Played by: Til Schweiger

Nationality of actor: German

Nationality of character: German

Schweiger on Stiglitz: “He's very bloodthirsty - the only German-born member of the Nazi-killers.

"I couldn't wait to work with Quentin. The first production company that I funded was called Mr. Brown Entertainment and it was certainly inspired by Reservoir Dogs , and our first movie Knocking On Heaven’s Door was very much inspired by Quentin’s work.

"When I saw Pulp Fiction that changed my life. I thought this is the best picture I have ever seen in my life. Even though it was made fifteen years ago, it’s still a masterpiece, it’s one of the best movies ever made.

"I was honoured when Quentin himself asked me if he could show Knocking On Heaven’s Door to the crew.”

QT says:
“I love Til's films. He’s a superb director and a terrific actor. Til reinvented himself at 30 with Knocking On Heaven's Door , he really wrote his own ticket.

“His film Keinohrhasen - in Germany, it’s bigger than Harry Potter and Pirates Of The Caribbean. It's this massive, unprecedented hit.

"The public love him and the fans love him and I thought that would be a great career to have - writing, directing, producing and acting.”

Next: Bridget Von Hammersmark [page-break]

Bridget Von Hammersmark

Played by: Diane Kruger

Nationality of actor: German

Nationality of character: German

Kruger on Hammersmark: “ She is a double agent, yet she's not James Bond. You see her vulnerable, and she's very quick on her feet. She's also fiercely intelligent but she's not just some killing machine. She’s not this cold, calculating person.”

QT says: “ Bridget is based on the Hungarian actress Ilona Massey, who I always really liked, but who never really made it in Hollywood.

She appeared in bit parts in Frankenstein and Sherlock Holmes movies.
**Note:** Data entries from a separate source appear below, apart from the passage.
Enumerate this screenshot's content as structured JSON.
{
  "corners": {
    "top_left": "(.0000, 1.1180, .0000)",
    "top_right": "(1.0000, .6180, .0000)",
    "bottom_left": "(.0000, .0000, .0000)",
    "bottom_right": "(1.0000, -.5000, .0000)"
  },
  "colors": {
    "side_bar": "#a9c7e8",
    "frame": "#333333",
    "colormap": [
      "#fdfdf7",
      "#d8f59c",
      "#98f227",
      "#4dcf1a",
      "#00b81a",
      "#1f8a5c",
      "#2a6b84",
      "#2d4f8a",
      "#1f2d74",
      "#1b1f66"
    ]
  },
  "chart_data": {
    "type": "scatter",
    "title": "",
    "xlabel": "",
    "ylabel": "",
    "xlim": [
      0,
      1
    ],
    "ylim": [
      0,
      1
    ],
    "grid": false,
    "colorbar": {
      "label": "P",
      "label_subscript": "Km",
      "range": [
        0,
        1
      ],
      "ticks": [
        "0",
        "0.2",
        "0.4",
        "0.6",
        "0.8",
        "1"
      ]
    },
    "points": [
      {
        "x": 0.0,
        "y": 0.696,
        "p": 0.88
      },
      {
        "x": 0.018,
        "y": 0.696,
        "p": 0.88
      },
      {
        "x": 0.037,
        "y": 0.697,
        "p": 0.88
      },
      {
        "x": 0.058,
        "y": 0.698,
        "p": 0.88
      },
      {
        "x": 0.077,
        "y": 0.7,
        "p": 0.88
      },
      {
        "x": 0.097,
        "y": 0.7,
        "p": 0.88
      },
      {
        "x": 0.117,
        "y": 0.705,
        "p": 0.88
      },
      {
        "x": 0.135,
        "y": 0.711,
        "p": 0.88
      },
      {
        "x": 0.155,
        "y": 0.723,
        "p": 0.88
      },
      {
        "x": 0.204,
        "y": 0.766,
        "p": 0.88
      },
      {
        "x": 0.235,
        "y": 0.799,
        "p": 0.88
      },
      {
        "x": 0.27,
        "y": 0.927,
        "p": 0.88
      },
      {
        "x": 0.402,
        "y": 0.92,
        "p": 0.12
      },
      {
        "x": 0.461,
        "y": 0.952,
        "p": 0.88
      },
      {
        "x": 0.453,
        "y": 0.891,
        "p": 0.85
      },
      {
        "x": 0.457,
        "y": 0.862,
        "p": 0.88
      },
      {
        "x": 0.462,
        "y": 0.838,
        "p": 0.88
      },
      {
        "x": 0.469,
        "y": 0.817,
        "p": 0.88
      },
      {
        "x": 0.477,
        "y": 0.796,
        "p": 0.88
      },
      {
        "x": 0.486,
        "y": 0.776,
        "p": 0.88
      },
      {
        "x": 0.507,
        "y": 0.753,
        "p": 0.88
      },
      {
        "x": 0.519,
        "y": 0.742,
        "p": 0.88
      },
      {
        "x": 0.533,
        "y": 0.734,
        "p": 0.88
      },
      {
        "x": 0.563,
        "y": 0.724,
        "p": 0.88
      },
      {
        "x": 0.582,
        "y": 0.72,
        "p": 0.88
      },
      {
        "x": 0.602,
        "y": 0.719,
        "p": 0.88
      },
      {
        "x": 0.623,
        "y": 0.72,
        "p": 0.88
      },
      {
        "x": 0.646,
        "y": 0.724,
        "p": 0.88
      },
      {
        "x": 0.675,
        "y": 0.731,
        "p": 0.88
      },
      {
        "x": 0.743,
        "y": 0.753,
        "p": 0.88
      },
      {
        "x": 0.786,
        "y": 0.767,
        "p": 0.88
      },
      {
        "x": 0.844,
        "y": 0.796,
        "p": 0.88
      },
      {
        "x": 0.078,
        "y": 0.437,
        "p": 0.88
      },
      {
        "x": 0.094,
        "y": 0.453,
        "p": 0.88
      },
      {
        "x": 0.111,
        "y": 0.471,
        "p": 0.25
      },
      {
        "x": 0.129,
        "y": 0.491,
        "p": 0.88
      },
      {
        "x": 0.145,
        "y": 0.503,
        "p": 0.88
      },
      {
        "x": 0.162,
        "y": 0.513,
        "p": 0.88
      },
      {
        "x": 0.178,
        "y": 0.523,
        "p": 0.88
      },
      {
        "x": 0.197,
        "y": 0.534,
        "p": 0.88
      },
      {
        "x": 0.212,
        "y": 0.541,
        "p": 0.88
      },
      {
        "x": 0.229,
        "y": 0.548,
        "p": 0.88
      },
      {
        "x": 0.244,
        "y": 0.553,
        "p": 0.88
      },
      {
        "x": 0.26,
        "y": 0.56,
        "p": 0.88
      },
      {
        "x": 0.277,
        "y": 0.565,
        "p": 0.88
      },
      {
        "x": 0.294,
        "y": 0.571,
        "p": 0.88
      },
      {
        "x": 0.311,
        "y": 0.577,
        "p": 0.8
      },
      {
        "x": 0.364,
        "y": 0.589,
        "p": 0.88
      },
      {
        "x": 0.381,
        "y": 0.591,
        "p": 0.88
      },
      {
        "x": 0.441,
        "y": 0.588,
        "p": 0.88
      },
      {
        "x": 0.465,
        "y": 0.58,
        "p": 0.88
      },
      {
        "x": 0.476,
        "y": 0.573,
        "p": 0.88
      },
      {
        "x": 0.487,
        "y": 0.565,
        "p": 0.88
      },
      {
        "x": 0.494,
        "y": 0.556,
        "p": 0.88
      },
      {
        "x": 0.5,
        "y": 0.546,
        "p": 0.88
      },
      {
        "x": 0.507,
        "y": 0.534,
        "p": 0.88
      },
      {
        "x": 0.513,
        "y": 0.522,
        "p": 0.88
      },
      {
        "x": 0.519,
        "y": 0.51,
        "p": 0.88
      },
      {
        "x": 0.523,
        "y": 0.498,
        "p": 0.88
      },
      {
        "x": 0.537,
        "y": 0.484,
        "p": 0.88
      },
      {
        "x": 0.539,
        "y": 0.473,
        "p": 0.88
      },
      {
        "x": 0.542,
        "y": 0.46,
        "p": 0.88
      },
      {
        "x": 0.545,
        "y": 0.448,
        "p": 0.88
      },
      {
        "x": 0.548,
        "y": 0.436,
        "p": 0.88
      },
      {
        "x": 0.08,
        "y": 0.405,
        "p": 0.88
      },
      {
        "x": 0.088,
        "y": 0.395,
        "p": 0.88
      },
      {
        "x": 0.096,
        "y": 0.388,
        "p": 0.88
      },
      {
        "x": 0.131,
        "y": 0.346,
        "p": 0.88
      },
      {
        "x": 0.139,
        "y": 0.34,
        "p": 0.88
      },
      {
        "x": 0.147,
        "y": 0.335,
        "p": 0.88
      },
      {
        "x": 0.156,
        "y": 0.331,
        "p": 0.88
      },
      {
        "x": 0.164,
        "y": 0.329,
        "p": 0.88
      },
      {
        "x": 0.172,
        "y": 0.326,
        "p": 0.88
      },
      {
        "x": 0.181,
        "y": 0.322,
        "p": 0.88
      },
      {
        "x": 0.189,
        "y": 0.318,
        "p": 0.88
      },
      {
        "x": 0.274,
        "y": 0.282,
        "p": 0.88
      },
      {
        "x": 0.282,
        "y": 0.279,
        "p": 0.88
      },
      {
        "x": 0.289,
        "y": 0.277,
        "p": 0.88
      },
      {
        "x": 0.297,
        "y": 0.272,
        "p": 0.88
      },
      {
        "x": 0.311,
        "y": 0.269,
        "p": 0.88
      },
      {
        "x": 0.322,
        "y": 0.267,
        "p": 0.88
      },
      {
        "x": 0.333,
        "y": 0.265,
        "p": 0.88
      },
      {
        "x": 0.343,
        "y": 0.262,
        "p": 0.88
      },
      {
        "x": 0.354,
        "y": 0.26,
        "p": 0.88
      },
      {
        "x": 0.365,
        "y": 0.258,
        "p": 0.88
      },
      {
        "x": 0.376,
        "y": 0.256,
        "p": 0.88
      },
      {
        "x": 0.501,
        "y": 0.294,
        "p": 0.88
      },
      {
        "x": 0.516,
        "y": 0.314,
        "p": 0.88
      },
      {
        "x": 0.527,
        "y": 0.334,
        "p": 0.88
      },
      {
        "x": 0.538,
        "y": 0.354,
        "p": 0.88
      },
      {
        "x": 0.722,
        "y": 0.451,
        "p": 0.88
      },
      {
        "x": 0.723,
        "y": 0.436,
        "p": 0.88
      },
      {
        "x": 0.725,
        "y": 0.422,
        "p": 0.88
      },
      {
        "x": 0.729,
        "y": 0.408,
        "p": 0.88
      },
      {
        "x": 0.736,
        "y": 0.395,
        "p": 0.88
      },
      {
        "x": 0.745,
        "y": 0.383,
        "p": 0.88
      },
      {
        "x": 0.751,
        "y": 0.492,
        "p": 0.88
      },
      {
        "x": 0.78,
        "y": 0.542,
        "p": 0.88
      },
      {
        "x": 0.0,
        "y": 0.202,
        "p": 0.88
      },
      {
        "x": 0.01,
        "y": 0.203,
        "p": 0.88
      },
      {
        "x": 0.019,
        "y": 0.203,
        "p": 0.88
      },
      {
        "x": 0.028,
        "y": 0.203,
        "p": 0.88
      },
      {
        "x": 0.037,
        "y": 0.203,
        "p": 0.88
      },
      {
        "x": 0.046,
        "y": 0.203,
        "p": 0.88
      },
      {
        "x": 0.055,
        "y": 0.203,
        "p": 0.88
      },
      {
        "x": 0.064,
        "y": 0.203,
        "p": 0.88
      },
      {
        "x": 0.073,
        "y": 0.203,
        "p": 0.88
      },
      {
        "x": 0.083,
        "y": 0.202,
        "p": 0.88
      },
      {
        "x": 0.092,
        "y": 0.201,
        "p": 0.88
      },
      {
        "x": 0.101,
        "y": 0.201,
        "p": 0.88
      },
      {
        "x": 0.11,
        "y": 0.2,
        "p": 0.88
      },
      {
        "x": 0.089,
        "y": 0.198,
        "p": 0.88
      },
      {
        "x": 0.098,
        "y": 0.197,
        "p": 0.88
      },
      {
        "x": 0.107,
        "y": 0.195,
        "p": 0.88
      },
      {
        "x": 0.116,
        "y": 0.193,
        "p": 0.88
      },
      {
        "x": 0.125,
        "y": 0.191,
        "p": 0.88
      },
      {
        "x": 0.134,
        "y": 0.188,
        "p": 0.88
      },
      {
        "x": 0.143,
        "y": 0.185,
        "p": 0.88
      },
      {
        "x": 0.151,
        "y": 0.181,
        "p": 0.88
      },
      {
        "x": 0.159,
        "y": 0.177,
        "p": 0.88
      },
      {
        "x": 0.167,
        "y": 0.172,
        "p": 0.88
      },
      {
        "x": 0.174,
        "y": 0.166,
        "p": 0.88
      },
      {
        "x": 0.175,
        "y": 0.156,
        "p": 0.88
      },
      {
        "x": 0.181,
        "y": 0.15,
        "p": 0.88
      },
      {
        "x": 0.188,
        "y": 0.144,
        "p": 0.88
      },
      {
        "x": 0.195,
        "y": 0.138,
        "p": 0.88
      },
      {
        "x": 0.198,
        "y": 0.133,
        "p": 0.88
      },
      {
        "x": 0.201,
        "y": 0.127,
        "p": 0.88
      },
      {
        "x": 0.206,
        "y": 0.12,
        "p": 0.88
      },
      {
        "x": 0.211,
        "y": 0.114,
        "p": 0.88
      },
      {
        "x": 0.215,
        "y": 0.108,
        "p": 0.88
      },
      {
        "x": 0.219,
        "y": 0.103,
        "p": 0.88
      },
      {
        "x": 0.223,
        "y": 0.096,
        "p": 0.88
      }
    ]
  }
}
That’s the kind of career Bridget would have had if she’d gone to America .”

Next: Lt. Archie Hicox...

[page-break]

Lt. Archie Hicox

Played by: Michael Fassbender

Nationality of actor: German/Northern Irish

Nationality of character: British

Fassbender on Hicox: The description in the script was that this guy was like a young George Sanders and I’m awfully familiar with him.

"Sanders was the original Saint and I just got my hands on as many of those Saint series as possible and as many films of his that I could, and I based him on a 1940s/1930s movie star.

"Those people spoke in a very particular way, it’s not even like a kind of aristocratic accent. It’s clipped and the rhythms of it and the colours of it are a very specific thing.

"Also, the way that they moved physically back then, the way they held cigarettes, the way that they held a whiskey glass, everything was like a sort of foreplay.

"So I just really studied Sanders, and tried to take what I thought was interesting from his character and brought it to Hicox.”

QT says: I showed him a whole bunch of George Sanders movies he had never seen before and I said, 'This guy's awesome, and so Michael studied the way he talked and the rhythm, and it flowed perfectly with my dialogue.

"I also showed him a bunch of movies by Georg Wilhelm Papst, both silent films and sound films.

"It wasn’t super-important as far as the movie itself was concerned but it’s important for him as an actor - when he says the name Papst, that it’s not just a name to him. Images come to his mind, he knows what he’s talking about.”